Marco Rubio, Evangelical Catholic
Marco Rubio’s faith is becoming a major story in the Republican presidential campaign, especially as the candidates prepare for the first caucus in Iowa next week. A video showing the Florida senator’s response to a question from an atheist last week went viral and mainstream publications are taking note.
This week POLITICO’s cover story explored the long and winding road of Rubio’s faith journey and how it could affect his chances for the Republican nomination:
Rubio, who has never lost an election, is manifestly ambitious, a baby-faced, step-skipping climber ever since he got on the city commission of the tiny municipality of West Miami when he was 26 years old. His religious life, on the other hand, stands apart. He has been a seeker and a searcher. He has struggled always, he has said, to balance what he wants in this life with what he wants from the next. But Rubio wants to be saved more than he wants to be president. And the former could cost him the latter.
The Rubio family attends two churches in Miami: one is a nondenominational Protestant church. The other is a Catholic parish. POLITICO’s reporter found that people in both congregations weren’t surprised by Rubio’s double-dipping:
In both churches I talked to people who had no problem that Rubio and his family attend services at both churches. “I wouldn’t say it’s too unusual,” Matt Gutierrez told me at Christ Fellowship. “A lot of us do that,” Toni Mamert told me at St. Louis Catholic Church. “We practice our Catholic faith, but we can go for the word of God and study the word of God at another denomination.”
Culturally and spiritually, evangelicals and Catholics in Rubio’s generation are more comfortable seeing each other as allies, as we’ve seen with ecumenical movements such as The Manhattan Declaration and in our own work at The Stream.

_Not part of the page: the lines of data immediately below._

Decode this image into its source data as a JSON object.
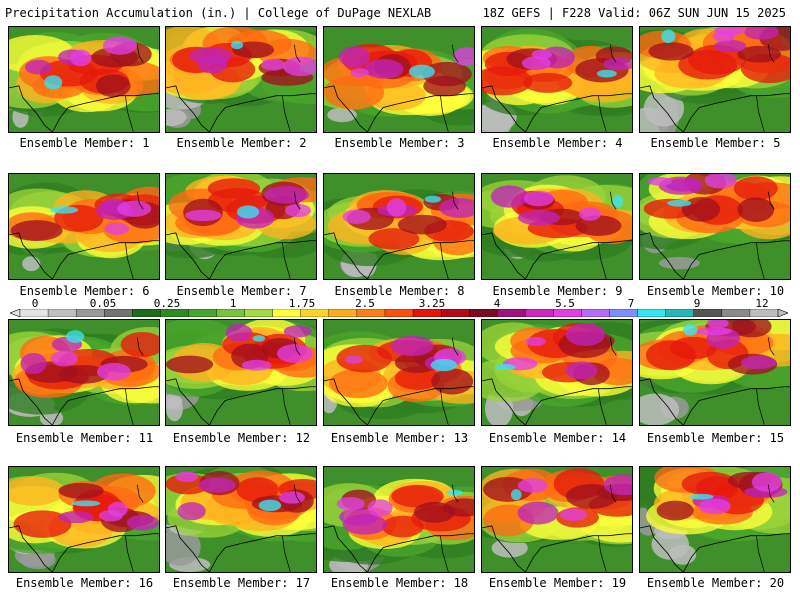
{
  "header": {
    "left_title": "Precipitation Accumulation (in.) | College of DuPage NEXLAB",
    "right_title": "18Z GEFS | F228 Valid: 06Z SUN JUN 15 2025"
  },
  "members": [
    {
      "label": "Ensemble Member: 1"
    },
    {
      "label": "Ensemble Member: 2"
    },
    {
      "label": "Ensemble Member: 3"
    },
    {
      "label": "Ensemble Member: 4"
    },
    {
      "label": "Ensemble Member: 5"
    },
    {
      "label": "Ensemble Member: 6"
    },
    {
      "label": "Ensemble Member: 7"
    },
    {
      "label": "Ensemble Member: 8"
    },
    {
      "label": "Ensemble Member: 9"
    },
    {
      "label": "Ensemble Member: 10"
    },
    {
      "label": "Ensemble Member: 11"
    },
    {
      "label": "Ensemble Member: 12"
    },
    {
      "label": "Ensemble Member: 13"
    },
    {
      "label": "Ensemble Member: 14"
    },
    {
      "label": "Ensemble Member: 15"
    },
    {
      "label": "Ensemble Member: 16"
    },
    {
      "label": "Ensemble Member: 17"
    },
    {
      "label": "Ensemble Member: 18"
    },
    {
      "label": "Ensemble Member: 19"
    },
    {
      "label": "Ensemble Member: 20"
    }
  ],
  "colorbar": {
    "ticks": [
      "0",
      "0.05",
      "0.25",
      "1",
      "1.75",
      "2.5",
      "3.25",
      "4",
      "5.5",
      "7",
      "9",
      "12"
    ],
    "colors": [
      "#e4e4e4",
      "#c0c0c0",
      "#9a9a9a",
      "#737373",
      "#1e6b1e",
      "#2e8b24",
      "#48a52e",
      "#76c43a",
      "#a6d840",
      "#ffff3a",
      "#ffd42a",
      "#ffaa1f",
      "#ff7f15",
      "#ff4f10",
      "#e8140c",
      "#b80a16",
      "#7d0a25",
      "#a0117a",
      "#cc28c0",
      "#e33de6",
      "#b86aff",
      "#7d8cff",
      "#2fe7f0",
      "#23b9b9",
      "#555555",
      "#8a8a8a",
      "#bdbdbd"
    ]
  }
}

But there are still those evangelicals who are suspicious of Catholics — and POLITICO found them in Iowa:
“I would not say anything derogatory about Catholics, but Marco Rubio is very open that he is part of the Catholic Church,” said Brown, the Marion Avenue Baptist pastor, who has spearheaded the effort to get pastors in all 99 of Iowa’s counties to endorse Cruz. “When you say you’re doctrinally aligned with the Catholic Church, it really is contrary to what most evangelicals in Iowa believe.”
Royce Phillips, the pastor of Tabernacle Baptist Church in Coralville, told me Rubio’s answer in Des Moines surprised him and impressed him — “he seemed genuine,” he said — but that he remains uncommitted. “I’d prefer a Baptist president,” he explained.

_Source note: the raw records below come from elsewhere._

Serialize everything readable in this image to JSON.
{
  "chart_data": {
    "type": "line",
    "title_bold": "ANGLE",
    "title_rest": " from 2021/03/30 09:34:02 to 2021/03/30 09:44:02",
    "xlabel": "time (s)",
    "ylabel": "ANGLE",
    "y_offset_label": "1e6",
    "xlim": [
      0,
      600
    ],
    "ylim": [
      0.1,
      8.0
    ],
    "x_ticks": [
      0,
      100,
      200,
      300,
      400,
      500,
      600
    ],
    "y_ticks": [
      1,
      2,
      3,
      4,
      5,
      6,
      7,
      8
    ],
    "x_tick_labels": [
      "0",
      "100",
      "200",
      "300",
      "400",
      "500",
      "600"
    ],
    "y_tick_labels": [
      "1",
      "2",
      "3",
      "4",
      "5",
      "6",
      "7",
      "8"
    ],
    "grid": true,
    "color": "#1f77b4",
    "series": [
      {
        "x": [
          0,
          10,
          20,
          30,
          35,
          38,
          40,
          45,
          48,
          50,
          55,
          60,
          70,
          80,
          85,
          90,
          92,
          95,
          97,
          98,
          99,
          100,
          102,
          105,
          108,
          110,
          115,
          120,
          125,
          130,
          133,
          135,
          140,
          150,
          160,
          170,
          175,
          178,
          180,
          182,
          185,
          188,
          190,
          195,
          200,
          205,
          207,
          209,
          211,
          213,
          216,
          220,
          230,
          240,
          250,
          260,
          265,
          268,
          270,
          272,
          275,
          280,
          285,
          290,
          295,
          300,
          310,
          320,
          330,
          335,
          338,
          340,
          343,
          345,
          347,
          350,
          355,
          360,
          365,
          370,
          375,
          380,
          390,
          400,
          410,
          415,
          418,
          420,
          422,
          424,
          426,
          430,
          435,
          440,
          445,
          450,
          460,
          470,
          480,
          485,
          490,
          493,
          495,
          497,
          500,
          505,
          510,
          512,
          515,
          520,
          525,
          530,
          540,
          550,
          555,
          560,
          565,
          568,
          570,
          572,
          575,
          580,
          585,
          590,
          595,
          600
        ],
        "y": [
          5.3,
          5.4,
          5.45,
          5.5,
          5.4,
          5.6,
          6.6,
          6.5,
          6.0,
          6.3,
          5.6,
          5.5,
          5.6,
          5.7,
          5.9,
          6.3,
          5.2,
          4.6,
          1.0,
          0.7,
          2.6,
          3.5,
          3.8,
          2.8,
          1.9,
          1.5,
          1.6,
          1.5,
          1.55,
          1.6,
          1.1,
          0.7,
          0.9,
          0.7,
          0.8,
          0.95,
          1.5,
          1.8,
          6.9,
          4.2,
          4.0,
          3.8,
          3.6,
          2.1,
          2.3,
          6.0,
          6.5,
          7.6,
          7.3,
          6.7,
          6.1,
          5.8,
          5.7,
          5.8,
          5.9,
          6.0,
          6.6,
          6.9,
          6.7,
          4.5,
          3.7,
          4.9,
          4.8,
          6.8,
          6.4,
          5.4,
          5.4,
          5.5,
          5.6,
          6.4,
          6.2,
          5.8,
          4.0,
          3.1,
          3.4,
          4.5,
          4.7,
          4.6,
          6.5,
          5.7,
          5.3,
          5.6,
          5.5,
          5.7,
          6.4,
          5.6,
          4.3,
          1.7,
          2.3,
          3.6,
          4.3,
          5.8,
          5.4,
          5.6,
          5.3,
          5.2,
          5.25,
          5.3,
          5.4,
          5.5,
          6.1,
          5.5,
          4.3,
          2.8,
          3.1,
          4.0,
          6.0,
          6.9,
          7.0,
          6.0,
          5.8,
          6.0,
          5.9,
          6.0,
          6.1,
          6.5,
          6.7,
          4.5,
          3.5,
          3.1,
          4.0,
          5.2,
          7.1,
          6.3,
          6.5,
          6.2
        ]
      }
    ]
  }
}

When Rubio is asked why he attends both the evangelical church and the Catholic parish, he responds: “Because they preach from the same Bible.”
As for the implicit question of whether or not that’s even OK? “I think one of the amazing things that’s happened over the last 15 years, for a lot of different reasons, is some of the denominational divisions in America have fallen away as more and more believers recognize that we are all facing a common challenge.”
In Rubio’s own words, his time at an evangelical Southern Baptist church strengthened his faith and helped him to understand his Catholicism better, now from the foundation of the Bible:
“I think too many Catholics don’t fully understand their faith, and the result is I didn’t learn about the Catholic Church until I went to a non-Catholic church,” he said, “and became infused in the Bible and became infused in the written word of God, and then and only then did the liturgy of the church start even making sense. I started to begin to understand the richness of the church.”
It’s a story that many evangelicals who have become Catholics, and vice versa, understand. Whether or not that translates into votes at primary time is another question.